Ncube admitted that the tax threshold issue was a delicate one.

“When we set tax, we need to be careful because when you set it you are setting a minimum wage. We need to be very careful on this one.

The inflationary pressure would be less and less of it as we go into 2021,” Ncube said.

Economist, Persistence Gwanyanya, said the fiscal and monetary policies “almost convinced me that all was going on well”.

“The macro side is ok, but quite disturbing is that micro picture which does not look okay.”

Naome Chakanya, a senior researcher at Labour and Economic Development Research Institute of Zimbabwe said while there was some movement in tax sources, development was more about poverty reduction.

“There are serious concerns. When I made my calculations on how much taxation contributes to this budget, it is 84% which is quite high.

We need to address the expenditure side otherwise we are going to see more taxes on already overburdened business and individuals,” Chakanya said.

But Ncube said the government was dealing with expenditure and it was serious about reducing it.

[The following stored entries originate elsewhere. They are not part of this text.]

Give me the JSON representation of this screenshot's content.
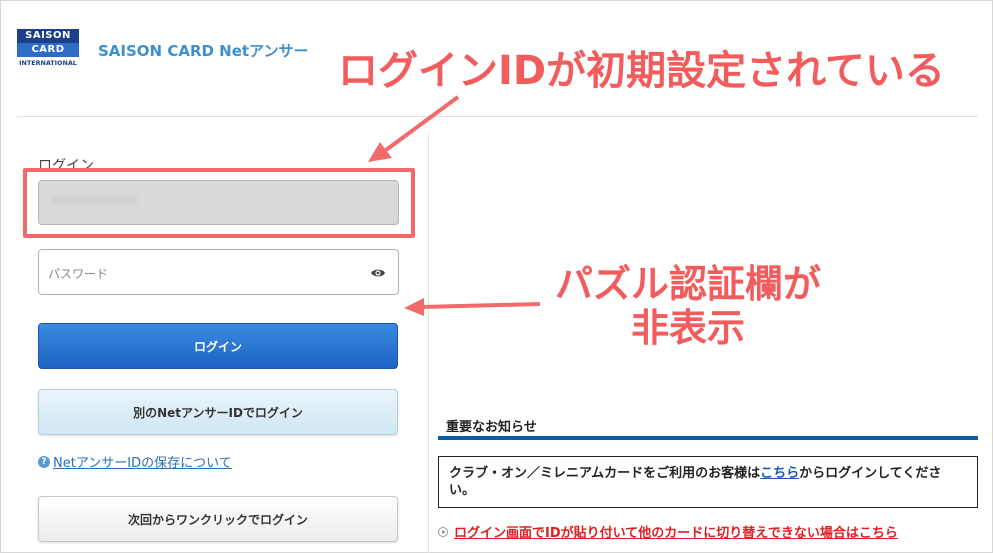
{
  "header": {
    "logo_top": "SAISON",
    "logo_mid": "CARD",
    "logo_bot": "INTERNATIONAL",
    "brand": "SAISON CARD Netアンサー"
  },
  "login": {
    "label": "ログイン",
    "id_value": "•••••••••••••",
    "password_placeholder": "パスワード",
    "login_button": "ログイン",
    "other_id_button": "別のNetアンサーIDでログイン",
    "help_link": "NetアンサーIDの保存について",
    "oneclick_button": "次回からワンクリックでログイン"
  },
  "notices": {
    "title": "重要なお知らせ",
    "box_text_before": "クラブ・オン／ミレニアムカードをご利用のお客様は",
    "box_link": "こちら",
    "box_text_after": "からログインしてください。",
    "link_text": "ログイン画面でIDが貼り付いて他のカードに切り替えできない場合はこちら"
  },
  "annotations": {
    "id_preset": "ログインIDが初期設定されている",
    "puzzle_hidden_line1": "パズル認証欄が",
    "puzzle_hidden_line2": "非表示",
    "color": "#f25c5c"
  },
  "icons": {
    "eye": "eye-icon",
    "help": "question-circle-icon",
    "bullet": "circle-arrow-icon"
  }
}
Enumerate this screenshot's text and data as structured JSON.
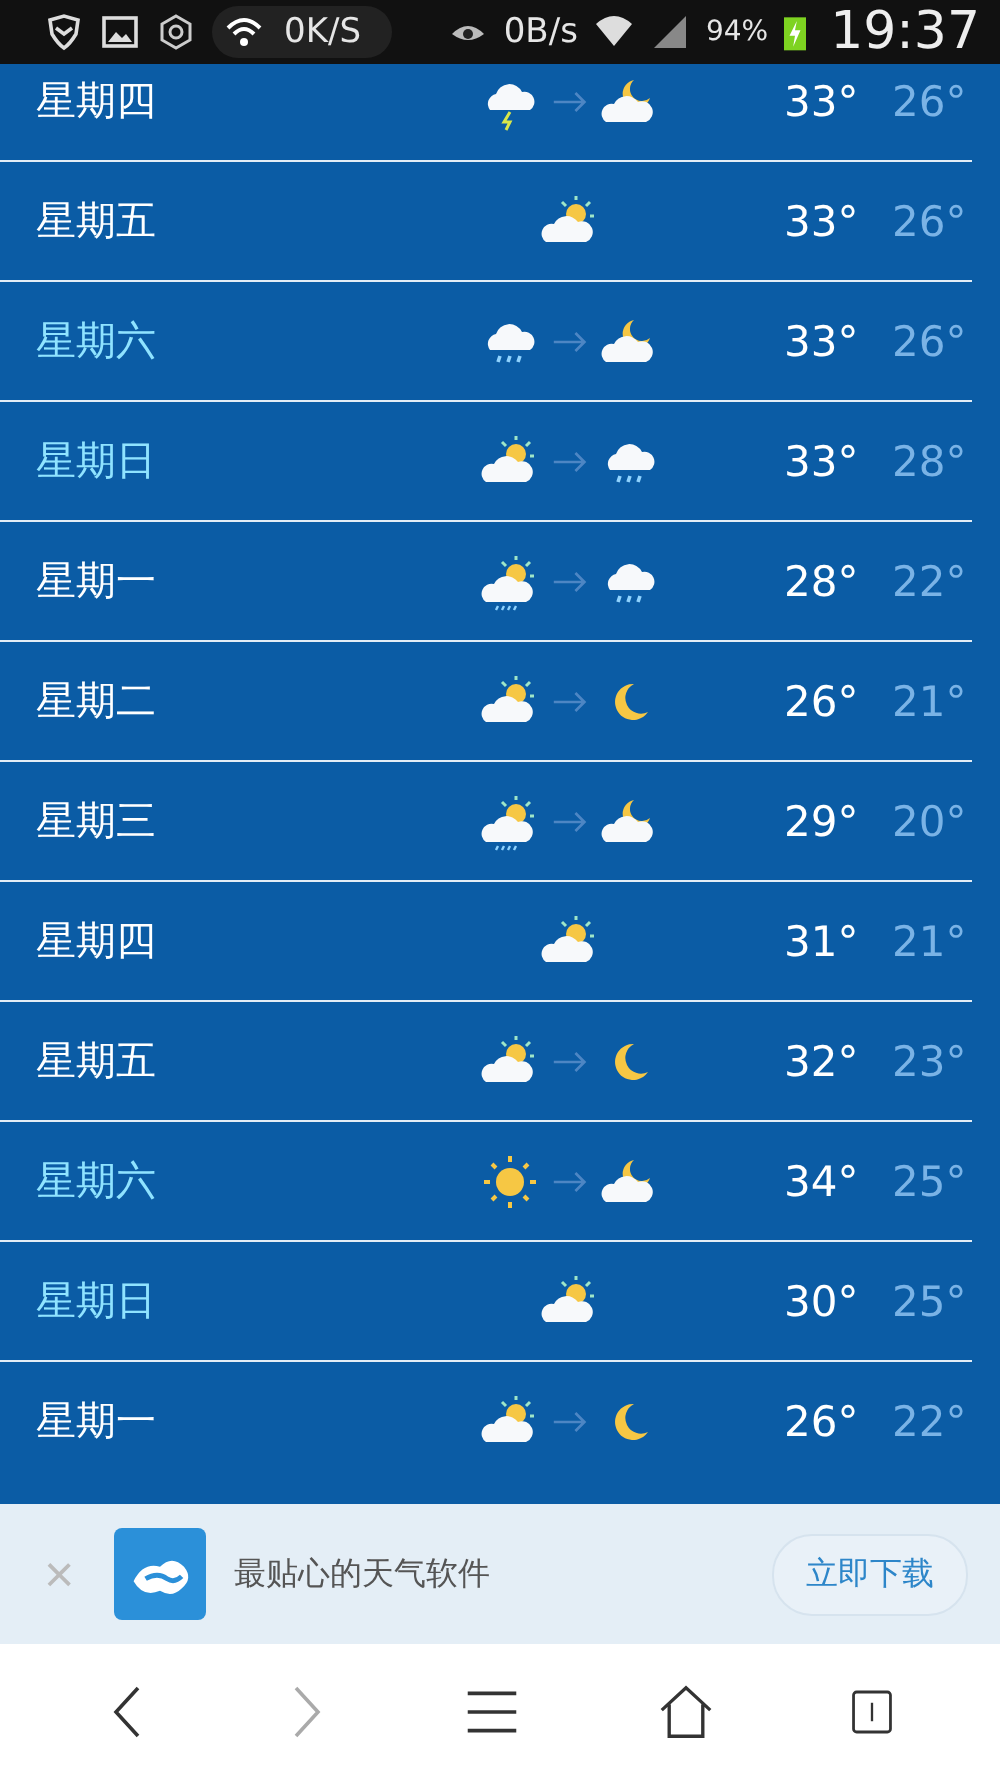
{
  "status_bar": {
    "speed": "0K/S",
    "data_rate": "0B/s",
    "battery": "94%",
    "time": "19:37"
  },
  "forecast": [
    {
      "day": "星期四",
      "color": "#ffffff",
      "icons": [
        {
          "kind": "thunder"
        },
        {
          "kind": "moon-cloud"
        }
      ],
      "high": "33°",
      "low": "26°"
    },
    {
      "day": "星期五",
      "color": "#ffffff",
      "icons": [
        {
          "kind": "sun-cloud"
        }
      ],
      "high": "33°",
      "low": "26°"
    },
    {
      "day": "星期六",
      "color": "#8fe3ff",
      "icons": [
        {
          "kind": "rain"
        },
        {
          "kind": "moon-cloud"
        }
      ],
      "high": "33°",
      "low": "26°"
    },
    {
      "day": "星期日",
      "color": "#8fe3ff",
      "icons": [
        {
          "kind": "sun-cloud"
        },
        {
          "kind": "rain"
        }
      ],
      "high": "33°",
      "low": "28°"
    },
    {
      "day": "星期一",
      "color": "#ffffff",
      "icons": [
        {
          "kind": "sun-rain"
        },
        {
          "kind": "rain"
        }
      ],
      "high": "28°",
      "low": "22°"
    },
    {
      "day": "星期二",
      "color": "#ffffff",
      "icons": [
        {
          "kind": "sun-cloud"
        },
        {
          "kind": "moon"
        }
      ],
      "high": "26°",
      "low": "21°"
    },
    {
      "day": "星期三",
      "color": "#ffffff",
      "icons": [
        {
          "kind": "sun-rain"
        },
        {
          "kind": "moon-cloud"
        }
      ],
      "high": "29°",
      "low": "20°"
    },
    {
      "day": "星期四",
      "color": "#ffffff",
      "icons": [
        {
          "kind": "sun-cloud"
        }
      ],
      "high": "31°",
      "low": "21°"
    },
    {
      "day": "星期五",
      "color": "#ffffff",
      "icons": [
        {
          "kind": "sun-cloud"
        },
        {
          "kind": "moon"
        }
      ],
      "high": "32°",
      "low": "23°"
    },
    {
      "day": "星期六",
      "color": "#8fe3ff",
      "icons": [
        {
          "kind": "sun"
        },
        {
          "kind": "moon-cloud"
        }
      ],
      "high": "34°",
      "low": "25°"
    },
    {
      "day": "星期日",
      "color": "#8fe3ff",
      "icons": [
        {
          "kind": "sun-cloud"
        }
      ],
      "high": "30°",
      "low": "25°"
    },
    {
      "day": "星期一",
      "color": "#ffffff",
      "icons": [
        {
          "kind": "sun-cloud"
        },
        {
          "kind": "moon"
        }
      ],
      "high": "26°",
      "low": "22°"
    }
  ],
  "ad_banner": {
    "close": "×",
    "text": "最贴心的天气软件",
    "button": "立即下载"
  }
}
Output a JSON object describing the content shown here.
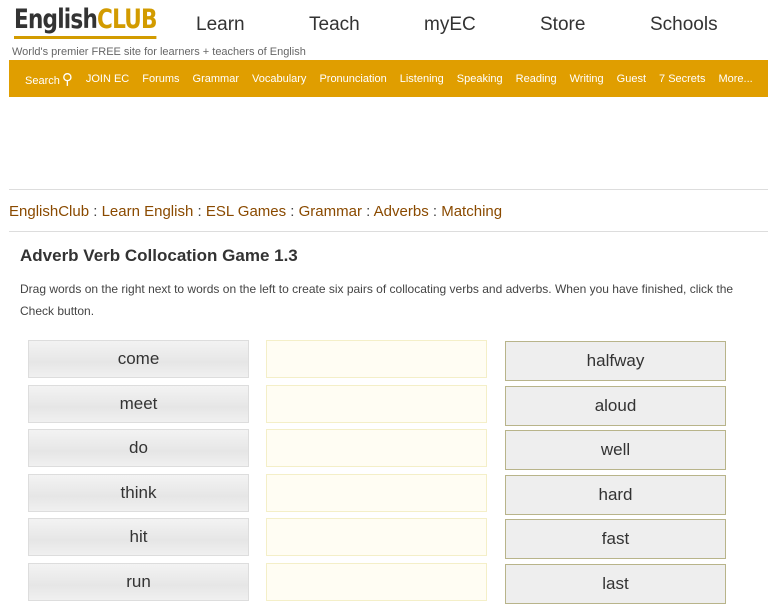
{
  "logo": {
    "english": "English",
    "club": "CLUB"
  },
  "tagline": "World's premier FREE site for learners + teachers of English",
  "topnav": [
    "Learn",
    "Teach",
    "myEC",
    "Store",
    "Schools"
  ],
  "nav": [
    "Search",
    "JOIN EC",
    "Forums",
    "Grammar",
    "Vocabulary",
    "Pronunciation",
    "Listening",
    "Speaking",
    "Reading",
    "Writing",
    "Guest",
    "7 Secrets",
    "More..."
  ],
  "breadcrumb": [
    "EnglishClub",
    "Learn English",
    "ESL Games",
    "Grammar",
    "Adverbs",
    "Matching"
  ],
  "sep": ":",
  "title": "Adverb Verb Collocation Game 1.3",
  "instructions": "Drag words on the right next to words on the left to create six pairs of collocating verbs and adverbs. When you have finished, click the Check button.",
  "verbs": [
    "come",
    "meet",
    "do",
    "think",
    "hit",
    "run"
  ],
  "adverbs": [
    "halfway",
    "aloud",
    "well",
    "hard",
    "fast",
    "last"
  ]
}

On the presumptive tax, Chakanya said: “I would have thought the minister (of Finance) would take into consideration that the informal sector is on a recovery path. It will be difficult to adhere to this.

“Disposable incomes are key in the development of a nation. There was need to be pro-poor because the informal sector is the one that is producing jobs. If we are not careful, we are going to continue taxing people more. There is a need to address that,” Chakanya said.

Ncube gave miners some cheers after reducing corporate tax for the sector by one percentage point to 24%, a move he believed would enable resources’ companies achieve acceptable returns from their investments, reduce costs and ensure optimal exploitation of minerals.

Chamber of Mines of Zimbabwe chief executive, Isaac Kwesu welcomed the move as it meant that “miners are able to plough back profits and remain with money than before and can spend it on capital expenditure and increase production”.

“There are, however, other issues that need to be refined, including delays in payment for gold. We hope that the government will prioritise the issue since this affects gold production.

Yes, it was in the budget to say that they will reduce the payment turnaround time. A commitment to that is very critical. But, it will be seen if they will walk the talk,” Kwesu said.

Zimbabwe Women’s Microfinance Bank CEO, Mandas Marikanda said there was a need to inject an impetus into micro entrepreneurs.

“They need operating space so that they can move from being able to survive on US$I day to US$10. There is no safety net for income for them in this budget. Working with micro entrepreneurs will drive the economy up,” Marikanda said.

Confederation of Zimbabwe Industry president, Henry Ruzvidzo, acknowledged that the budget has some positives on the supply side and that business required incentives for production.